Clarke wrote a few more essays in the same vein and the result was I, Grape; or The Case for Fiction, published earlier this year by Acre Books. It’s a collection of fifteen pieces, all written by Clarke over the course of about twenty years and all examining the art (and artifice) of fiction from a number of different angles. “Some were taken from my Globe column, some were stand-alone essays, and some were part of a larger series. Some essays were also autobiographical,” said Clarke. “For example, one essay (‘I, Grape’) contains an anecdote about my family as a way of asking questions about whether literature makes us more or less tolerant. Another (‘The Hate Mail I Got When I Wrote About My Hometown’), is about, well, the hate mail I got from writing about my hometown, and how that hate mail itself is one of the reasons I like to write about my hometown!” (Clarke is from Little Falls, New York, by the way.) A handful of the essays are about writers that Clarke cares deeply about, a list that includes John Cheever, Muriel Spark, Joy Williams, and Paul Beatty.
“I read and write fiction because for me it’s like an advertisement for idiosyncratic thought,” Clarke said. “I know I risk sounding grandiose and vague saying this, but books that I care about take me to places I wouldn’t normally go.” As an example of this he cites Colson Whitehead’s The Intuitionists, which is a novel about a lot of things—about racism, integration, segregation in schools. “But Whitehead addresses these issues by writing about warring factions of elevator inspectors,” said Clarke. “The reader may wonder, ‘why in the hell would you take that tack?’ You have to read it to find out. Those are the novels I love, where you make the reader wonder why would you do this as a writer? Then the reader has to read on to find out.”
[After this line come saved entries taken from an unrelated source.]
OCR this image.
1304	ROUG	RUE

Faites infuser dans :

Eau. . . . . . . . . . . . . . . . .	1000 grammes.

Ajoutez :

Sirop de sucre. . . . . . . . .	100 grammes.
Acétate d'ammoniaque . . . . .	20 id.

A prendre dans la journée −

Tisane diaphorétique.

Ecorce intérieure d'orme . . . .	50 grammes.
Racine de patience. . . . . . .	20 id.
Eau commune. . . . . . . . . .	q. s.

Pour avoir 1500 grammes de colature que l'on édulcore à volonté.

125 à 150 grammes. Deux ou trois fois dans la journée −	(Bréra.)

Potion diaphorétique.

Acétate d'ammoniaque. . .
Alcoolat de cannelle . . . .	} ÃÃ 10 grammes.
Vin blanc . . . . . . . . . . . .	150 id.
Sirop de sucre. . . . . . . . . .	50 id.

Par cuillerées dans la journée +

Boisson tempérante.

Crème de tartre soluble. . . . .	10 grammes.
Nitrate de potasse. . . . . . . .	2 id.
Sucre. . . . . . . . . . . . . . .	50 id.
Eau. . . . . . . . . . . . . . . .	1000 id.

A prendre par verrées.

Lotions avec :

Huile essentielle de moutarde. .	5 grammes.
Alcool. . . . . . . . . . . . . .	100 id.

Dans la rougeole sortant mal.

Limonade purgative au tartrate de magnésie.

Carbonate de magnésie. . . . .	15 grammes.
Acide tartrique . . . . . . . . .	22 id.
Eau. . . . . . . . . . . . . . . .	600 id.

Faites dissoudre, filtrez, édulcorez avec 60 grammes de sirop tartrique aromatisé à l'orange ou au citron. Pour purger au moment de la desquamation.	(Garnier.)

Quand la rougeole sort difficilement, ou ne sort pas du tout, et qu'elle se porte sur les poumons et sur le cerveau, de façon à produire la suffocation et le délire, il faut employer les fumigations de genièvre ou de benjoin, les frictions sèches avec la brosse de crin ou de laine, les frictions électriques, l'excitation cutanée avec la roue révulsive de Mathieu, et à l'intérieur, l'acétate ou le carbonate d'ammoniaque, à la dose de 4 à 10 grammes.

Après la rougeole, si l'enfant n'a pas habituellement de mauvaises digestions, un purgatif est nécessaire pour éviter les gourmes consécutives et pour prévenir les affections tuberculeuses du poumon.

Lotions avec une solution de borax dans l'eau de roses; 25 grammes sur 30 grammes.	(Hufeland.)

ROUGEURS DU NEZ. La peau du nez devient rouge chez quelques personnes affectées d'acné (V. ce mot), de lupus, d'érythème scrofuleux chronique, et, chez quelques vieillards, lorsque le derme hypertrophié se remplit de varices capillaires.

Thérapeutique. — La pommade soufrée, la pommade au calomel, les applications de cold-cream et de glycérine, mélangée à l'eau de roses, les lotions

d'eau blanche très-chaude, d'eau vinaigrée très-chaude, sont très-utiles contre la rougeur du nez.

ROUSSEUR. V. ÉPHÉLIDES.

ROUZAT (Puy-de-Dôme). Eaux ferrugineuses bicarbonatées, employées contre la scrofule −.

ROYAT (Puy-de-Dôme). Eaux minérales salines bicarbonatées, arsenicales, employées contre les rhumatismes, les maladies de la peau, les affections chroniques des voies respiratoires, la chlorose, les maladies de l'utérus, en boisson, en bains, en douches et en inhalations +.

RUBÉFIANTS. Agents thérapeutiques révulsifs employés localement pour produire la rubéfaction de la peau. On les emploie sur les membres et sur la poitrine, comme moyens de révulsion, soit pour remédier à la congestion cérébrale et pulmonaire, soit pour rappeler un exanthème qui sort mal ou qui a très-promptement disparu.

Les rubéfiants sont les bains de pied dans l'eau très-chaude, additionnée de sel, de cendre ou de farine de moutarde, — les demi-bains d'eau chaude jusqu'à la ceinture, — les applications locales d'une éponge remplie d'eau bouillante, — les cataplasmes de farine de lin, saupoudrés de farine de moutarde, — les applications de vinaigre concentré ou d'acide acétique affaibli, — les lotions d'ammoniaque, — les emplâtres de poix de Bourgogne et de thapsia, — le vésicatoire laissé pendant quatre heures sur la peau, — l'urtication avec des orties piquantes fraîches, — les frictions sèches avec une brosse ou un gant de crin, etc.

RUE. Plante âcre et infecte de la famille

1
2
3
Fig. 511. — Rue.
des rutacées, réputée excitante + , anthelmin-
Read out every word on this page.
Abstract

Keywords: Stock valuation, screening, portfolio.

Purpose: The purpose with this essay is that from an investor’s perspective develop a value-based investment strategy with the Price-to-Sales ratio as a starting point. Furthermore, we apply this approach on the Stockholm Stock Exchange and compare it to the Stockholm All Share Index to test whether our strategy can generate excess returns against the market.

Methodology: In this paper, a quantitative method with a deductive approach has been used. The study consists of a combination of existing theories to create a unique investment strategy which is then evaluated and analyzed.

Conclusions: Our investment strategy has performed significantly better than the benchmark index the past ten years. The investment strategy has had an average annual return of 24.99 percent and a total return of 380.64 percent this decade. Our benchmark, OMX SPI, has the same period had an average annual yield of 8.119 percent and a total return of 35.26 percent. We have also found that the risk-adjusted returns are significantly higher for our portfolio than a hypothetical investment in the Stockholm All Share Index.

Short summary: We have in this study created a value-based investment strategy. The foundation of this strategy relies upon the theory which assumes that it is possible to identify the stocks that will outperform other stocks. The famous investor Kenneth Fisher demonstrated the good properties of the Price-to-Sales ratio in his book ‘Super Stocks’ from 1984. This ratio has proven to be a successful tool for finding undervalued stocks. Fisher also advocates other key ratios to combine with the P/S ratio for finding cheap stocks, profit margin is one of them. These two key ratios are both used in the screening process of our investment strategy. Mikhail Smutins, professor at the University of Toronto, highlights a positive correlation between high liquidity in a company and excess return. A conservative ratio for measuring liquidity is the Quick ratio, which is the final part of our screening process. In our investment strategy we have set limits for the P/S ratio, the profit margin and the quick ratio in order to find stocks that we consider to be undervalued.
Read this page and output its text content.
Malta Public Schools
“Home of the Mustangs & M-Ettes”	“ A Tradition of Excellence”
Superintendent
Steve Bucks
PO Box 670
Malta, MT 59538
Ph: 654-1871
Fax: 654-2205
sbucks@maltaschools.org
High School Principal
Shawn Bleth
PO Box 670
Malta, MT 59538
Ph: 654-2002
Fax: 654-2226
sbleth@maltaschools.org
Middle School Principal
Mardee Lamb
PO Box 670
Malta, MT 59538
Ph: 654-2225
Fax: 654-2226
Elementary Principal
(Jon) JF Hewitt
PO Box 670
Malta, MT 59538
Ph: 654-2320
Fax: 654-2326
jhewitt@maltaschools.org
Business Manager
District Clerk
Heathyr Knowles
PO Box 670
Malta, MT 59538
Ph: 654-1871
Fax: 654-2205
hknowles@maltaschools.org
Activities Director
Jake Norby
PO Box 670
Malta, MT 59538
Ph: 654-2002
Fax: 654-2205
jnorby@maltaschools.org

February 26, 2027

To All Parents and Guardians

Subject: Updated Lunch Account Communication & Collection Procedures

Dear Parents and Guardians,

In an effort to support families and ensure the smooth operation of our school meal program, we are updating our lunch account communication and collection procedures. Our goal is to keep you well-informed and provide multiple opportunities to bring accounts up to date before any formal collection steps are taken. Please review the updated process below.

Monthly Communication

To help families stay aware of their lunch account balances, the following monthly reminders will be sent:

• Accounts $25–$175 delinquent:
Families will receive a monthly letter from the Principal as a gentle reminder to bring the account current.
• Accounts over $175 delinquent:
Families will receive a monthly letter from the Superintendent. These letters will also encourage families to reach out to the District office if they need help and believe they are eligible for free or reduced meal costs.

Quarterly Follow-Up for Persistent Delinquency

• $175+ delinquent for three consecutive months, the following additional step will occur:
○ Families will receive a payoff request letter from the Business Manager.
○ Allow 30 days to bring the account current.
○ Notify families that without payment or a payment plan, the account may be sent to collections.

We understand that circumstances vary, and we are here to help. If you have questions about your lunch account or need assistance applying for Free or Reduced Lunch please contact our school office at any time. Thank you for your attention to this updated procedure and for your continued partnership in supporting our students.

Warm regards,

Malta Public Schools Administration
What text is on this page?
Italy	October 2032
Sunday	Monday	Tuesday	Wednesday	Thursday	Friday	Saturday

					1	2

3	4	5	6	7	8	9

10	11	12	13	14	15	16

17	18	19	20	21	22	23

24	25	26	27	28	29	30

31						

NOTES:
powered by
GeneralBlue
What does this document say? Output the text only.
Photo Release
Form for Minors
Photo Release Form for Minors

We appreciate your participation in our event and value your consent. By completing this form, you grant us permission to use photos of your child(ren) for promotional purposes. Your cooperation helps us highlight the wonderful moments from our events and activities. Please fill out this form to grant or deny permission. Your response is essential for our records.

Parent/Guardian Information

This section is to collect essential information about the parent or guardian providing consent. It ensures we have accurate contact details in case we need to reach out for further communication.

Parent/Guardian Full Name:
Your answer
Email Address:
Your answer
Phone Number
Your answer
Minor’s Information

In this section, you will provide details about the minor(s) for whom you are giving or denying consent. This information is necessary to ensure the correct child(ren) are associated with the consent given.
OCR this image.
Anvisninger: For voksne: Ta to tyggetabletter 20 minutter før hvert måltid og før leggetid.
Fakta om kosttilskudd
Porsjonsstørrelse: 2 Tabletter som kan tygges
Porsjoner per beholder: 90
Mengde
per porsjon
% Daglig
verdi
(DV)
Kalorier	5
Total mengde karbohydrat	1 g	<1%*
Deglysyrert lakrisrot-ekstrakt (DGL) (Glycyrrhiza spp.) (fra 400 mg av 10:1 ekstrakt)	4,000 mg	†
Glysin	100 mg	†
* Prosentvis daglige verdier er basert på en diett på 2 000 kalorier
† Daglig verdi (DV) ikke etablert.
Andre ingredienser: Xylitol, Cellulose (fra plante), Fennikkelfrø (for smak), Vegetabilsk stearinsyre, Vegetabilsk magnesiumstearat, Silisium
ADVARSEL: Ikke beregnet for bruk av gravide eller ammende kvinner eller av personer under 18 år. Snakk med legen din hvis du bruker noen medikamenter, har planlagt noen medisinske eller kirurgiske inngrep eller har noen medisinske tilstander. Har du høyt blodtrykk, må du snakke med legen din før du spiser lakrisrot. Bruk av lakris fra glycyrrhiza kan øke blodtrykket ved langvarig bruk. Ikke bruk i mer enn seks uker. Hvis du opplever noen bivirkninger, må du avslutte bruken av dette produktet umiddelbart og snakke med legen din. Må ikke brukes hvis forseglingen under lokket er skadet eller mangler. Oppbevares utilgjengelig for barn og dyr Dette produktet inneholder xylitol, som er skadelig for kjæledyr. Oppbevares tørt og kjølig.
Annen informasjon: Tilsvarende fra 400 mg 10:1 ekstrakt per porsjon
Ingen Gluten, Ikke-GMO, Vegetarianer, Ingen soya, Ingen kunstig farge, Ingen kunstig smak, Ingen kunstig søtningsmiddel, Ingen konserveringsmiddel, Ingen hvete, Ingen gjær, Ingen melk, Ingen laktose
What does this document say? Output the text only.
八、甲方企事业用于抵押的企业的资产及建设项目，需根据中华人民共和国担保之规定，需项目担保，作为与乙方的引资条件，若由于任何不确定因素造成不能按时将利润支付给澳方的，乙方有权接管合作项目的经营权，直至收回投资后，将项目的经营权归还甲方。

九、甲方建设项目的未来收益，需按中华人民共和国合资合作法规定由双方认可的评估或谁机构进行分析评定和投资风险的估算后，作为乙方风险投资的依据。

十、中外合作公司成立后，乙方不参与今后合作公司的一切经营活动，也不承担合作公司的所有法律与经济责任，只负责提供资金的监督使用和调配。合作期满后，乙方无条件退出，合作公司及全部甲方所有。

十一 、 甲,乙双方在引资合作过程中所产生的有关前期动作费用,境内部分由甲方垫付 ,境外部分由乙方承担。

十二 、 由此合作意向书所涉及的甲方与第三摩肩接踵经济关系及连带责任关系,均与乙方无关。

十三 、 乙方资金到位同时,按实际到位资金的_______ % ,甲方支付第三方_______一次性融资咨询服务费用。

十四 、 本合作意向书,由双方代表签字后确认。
Clarke also addresses the question of what fiction cannot do. “Sometimes we place an undue burden on art in general to do very specific things: to make us better people, smarter, more caring. It can do those things, but not always, and this goes for fiction too,” said Clarke. “Many of us approach fiction expecting it to do at least one of those things, and if it doesn’t, it fails. In that case, we’re just setting up fiction to fail and not to surprise us at all.” One of the basic tenets of this book, adds Clarke, is that part of the appeal of fiction is its ability to surprise the reader.
“There’s no surefire way of becoming a fiction writer,” said Clarke. “If there was, it would be much less fascinating as an art form.” Writers, we are told, are frequently advised to “write about what you know”—not the aspiring authors in Clarke’s creative writing classes, however. “I try really hard not to tell my students to write what they know, because they don’t know very much,” he said. “I know that because I don’t know very much, either now or when I was a student.” He does, however, advocate “sometimes using what you know as a jumping off point and then hopefully what you’re writing becomes a much more interesting version of what you know. If I were writing purely autobiographical fiction, it would be not that interesting. So, I try to take that fiction to places that life doesn’t. After all,” he adds, “it is fiction.”